Hunter Henry (TE) – enters his fifth year as a pro. Henry has flashed upside in his career thus far but has battled injury after injury which is always going to be a concern. To put this concern into perspective, out of 64 possible games Henry has only played in 41, meaning he has missed 23 games during his first four years. When he is right and can play he can be one of the best in the league, so is likely why the Chargers franchise tagged the young tight end this past March. Henry boasts a healthy 8.9 yards a target which is up there with the league’s best.
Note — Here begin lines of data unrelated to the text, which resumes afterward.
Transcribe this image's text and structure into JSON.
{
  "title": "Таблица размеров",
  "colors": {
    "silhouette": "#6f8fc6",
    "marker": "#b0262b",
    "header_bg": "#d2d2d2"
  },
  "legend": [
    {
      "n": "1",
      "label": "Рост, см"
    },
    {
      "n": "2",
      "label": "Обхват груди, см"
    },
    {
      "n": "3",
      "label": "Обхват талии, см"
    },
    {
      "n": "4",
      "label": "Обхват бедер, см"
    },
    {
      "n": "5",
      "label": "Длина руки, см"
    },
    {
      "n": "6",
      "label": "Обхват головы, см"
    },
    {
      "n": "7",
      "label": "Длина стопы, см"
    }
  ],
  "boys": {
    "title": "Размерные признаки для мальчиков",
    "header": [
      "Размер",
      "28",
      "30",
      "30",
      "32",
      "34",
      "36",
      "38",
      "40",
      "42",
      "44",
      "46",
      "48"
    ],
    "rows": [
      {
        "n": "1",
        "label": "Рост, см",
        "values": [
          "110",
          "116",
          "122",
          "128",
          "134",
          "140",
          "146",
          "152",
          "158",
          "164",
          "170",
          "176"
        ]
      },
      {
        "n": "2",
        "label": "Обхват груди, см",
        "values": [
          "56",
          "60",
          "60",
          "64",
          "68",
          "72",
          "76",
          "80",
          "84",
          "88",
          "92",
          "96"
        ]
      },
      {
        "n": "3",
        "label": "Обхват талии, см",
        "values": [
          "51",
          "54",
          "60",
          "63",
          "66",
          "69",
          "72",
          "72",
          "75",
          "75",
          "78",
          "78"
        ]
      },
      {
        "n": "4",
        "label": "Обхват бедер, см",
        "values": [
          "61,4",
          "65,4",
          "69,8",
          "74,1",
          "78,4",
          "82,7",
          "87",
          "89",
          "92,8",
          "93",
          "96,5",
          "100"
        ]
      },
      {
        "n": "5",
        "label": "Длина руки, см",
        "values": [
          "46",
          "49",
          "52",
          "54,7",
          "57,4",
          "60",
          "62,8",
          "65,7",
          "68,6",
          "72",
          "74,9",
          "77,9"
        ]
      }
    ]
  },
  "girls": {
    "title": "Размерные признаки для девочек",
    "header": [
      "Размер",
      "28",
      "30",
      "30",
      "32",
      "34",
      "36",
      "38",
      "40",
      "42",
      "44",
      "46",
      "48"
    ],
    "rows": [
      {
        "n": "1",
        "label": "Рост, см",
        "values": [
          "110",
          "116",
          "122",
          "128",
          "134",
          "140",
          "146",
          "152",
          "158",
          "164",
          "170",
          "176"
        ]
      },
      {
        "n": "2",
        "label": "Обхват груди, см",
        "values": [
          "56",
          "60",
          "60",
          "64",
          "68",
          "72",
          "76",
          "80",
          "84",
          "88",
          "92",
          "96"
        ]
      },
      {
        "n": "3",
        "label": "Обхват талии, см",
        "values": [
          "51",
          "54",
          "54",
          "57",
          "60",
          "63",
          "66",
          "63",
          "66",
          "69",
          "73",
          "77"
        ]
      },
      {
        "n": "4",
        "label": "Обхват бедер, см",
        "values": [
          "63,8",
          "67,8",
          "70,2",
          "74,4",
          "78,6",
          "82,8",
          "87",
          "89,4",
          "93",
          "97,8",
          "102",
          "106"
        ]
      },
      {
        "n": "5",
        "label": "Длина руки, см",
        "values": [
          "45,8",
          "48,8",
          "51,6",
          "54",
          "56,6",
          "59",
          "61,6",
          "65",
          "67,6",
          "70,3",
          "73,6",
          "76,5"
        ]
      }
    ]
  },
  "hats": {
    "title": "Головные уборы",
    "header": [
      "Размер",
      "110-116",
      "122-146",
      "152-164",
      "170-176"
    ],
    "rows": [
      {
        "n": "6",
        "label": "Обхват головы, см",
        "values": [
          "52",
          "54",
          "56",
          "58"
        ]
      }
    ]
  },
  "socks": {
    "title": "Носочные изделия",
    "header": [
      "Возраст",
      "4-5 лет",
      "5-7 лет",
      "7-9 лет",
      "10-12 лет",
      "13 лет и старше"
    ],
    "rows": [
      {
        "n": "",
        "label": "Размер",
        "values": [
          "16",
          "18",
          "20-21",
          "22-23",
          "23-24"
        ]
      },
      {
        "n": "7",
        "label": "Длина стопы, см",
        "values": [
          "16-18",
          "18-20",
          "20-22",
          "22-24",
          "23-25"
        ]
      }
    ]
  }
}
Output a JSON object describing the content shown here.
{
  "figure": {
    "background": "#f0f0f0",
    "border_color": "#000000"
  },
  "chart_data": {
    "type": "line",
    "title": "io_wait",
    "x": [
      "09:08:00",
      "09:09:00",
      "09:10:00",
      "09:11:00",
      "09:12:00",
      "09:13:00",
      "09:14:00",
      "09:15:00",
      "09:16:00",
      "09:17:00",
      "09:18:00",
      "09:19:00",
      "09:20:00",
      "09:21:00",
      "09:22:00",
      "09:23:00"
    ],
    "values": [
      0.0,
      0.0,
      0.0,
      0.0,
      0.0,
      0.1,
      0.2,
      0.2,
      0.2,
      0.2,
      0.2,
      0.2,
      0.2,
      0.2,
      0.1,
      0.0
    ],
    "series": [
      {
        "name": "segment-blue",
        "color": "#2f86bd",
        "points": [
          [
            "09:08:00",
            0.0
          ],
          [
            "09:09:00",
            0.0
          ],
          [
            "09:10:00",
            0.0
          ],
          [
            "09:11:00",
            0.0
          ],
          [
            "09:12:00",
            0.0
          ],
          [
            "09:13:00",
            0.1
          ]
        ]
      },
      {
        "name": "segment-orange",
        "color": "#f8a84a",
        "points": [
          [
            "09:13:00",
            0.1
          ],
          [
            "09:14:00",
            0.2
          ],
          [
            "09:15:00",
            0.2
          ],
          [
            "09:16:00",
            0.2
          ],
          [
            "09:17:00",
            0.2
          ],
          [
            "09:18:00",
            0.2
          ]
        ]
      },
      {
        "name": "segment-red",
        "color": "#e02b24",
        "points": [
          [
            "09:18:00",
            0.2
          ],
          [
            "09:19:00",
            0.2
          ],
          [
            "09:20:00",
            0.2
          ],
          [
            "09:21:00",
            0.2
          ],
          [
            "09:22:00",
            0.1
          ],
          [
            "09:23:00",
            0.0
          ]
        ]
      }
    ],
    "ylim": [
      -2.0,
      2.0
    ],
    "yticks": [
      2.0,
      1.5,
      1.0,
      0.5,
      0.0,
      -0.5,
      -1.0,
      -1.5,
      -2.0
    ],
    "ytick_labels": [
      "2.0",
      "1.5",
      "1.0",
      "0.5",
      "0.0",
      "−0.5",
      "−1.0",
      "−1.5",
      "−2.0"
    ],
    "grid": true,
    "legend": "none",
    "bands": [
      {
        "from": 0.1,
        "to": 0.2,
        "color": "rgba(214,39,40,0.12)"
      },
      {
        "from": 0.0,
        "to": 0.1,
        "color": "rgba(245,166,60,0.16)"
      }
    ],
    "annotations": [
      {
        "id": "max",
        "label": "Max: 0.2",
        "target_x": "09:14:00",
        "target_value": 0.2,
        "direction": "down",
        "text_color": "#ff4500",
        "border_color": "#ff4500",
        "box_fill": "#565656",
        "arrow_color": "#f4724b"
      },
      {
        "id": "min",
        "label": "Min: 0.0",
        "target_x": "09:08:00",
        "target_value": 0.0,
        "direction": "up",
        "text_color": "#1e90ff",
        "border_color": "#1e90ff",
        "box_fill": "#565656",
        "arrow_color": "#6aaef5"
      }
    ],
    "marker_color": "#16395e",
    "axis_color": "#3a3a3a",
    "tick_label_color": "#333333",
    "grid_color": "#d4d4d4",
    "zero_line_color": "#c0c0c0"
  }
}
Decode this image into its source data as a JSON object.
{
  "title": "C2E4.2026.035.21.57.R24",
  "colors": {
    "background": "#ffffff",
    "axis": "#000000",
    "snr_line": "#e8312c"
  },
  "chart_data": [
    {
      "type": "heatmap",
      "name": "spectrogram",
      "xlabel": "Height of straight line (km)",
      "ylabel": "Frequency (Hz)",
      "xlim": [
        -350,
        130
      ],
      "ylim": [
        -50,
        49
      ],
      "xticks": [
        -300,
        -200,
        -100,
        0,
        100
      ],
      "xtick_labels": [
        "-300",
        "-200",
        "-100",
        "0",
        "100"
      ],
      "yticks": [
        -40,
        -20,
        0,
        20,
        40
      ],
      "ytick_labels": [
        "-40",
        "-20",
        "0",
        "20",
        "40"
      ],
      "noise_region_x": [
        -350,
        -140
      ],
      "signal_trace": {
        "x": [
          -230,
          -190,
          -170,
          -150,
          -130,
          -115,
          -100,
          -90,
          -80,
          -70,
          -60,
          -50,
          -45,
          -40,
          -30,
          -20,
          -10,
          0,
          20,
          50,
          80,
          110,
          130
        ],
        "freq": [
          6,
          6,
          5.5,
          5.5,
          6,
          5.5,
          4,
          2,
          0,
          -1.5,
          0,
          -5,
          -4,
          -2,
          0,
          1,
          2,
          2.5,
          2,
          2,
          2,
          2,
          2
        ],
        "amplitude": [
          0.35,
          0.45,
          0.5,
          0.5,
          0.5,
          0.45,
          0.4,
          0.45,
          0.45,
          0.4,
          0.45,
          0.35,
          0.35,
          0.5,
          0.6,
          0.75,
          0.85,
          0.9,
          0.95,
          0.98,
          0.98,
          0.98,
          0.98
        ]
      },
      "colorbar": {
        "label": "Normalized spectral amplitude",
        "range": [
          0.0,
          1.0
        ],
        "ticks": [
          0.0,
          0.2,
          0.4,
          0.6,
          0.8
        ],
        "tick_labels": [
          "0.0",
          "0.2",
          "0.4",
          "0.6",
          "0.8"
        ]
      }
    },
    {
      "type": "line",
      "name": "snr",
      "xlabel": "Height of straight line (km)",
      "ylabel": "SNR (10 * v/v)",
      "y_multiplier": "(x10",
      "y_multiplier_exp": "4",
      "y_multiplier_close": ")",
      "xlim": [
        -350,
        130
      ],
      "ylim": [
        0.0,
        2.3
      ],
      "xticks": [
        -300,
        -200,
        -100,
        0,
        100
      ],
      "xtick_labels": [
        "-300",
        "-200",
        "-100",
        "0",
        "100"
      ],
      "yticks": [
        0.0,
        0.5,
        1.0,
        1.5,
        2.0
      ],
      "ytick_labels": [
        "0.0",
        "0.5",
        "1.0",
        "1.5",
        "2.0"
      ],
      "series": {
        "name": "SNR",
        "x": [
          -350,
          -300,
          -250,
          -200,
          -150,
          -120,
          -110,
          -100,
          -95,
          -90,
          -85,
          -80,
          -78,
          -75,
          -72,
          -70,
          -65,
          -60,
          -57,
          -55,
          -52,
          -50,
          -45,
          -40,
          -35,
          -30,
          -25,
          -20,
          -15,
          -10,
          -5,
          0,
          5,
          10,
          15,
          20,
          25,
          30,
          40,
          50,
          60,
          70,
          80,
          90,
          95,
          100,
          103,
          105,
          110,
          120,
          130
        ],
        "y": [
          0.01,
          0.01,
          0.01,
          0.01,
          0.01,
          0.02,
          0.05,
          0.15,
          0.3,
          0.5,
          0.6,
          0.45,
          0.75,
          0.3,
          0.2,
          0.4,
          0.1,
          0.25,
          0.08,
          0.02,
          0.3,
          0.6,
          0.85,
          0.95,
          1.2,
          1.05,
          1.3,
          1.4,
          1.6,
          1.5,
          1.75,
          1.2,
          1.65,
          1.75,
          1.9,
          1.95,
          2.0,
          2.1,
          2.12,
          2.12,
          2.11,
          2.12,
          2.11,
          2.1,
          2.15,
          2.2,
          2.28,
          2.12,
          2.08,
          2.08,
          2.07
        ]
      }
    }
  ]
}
Fantasy Spin: The injury and quarterback concerns are real for Henry entering 2019. He proved in 2019 despite an offense which had a down year and missing 4 games he is still a top tight end in the league. Henry was able to finish as the TE9 in half PPR leagues, as he put up a 55/652/5 line. Entering 2020 we view Henry as a mid-back end TE1, as he comes in as our 8th ranked tight end in redraft. In dynasty leagues he can also be viewed as a TE1 as we have him ranked as our 8th ranked tight end.
Defense – allowed on average 20.2 points a game, ranking 12th in that category for 2019. On paper this defense is stacked on all levels so it’s a bit of a mystery as to why this unit can’t be dominant. The unit’s struggles began up front in 2019, despite having two very good edge rushers, when they couldn’t get any pass rush generated. This was evident with their 5th worse sack total (30). They were 11th worse in interceptions only snagging 11 last year. The team wanted an upgrade here so was able to snag Chris Harris Jr. away from their division rival Broncos. The biggest area of need for this defense last season was at linebacker, which they addressed in the draft by selecting Kenneth Murray out of Oklahoma. This was a big addition as Murray likes to hunt ball carriers behind the line of scrimmage, meaning we could see Gus Bradley dialing up more blitzes despite his heavy cover 3 usage.
Fantasy Spin: Despite ranking towards the bottom in forced turnovers and sacks this unit still somehow ranked 6th in total defense. With the talent on that side of the ball they should be a top tier unit entering 2020. We have the unit ranked as our 12th fantasy defense making them a borderline set it and forget it defense. This is only if all key components can stay healthy, which hasn’t been the case the last several years.
Strength of Schedule
The Chargers wide receiver corps will face the 4th easiest schedule this fantasy regular season. Their playoff schedule will be the easiest during weeks 14-16. Ekeler and company will be looking at the 7th toughest schedule during the fantasy regular season. The backs will then have the 2nd toughest schedule during the fantasy playoffs. Taylor will face the 8th easiest schedule during the fantasy regular season, and the 11th easiest during weeks 14-16. Henry will face the 9th toughest fantasy regular season schedule, and will face the 8th toughest playoff schedule from weeks 14-16.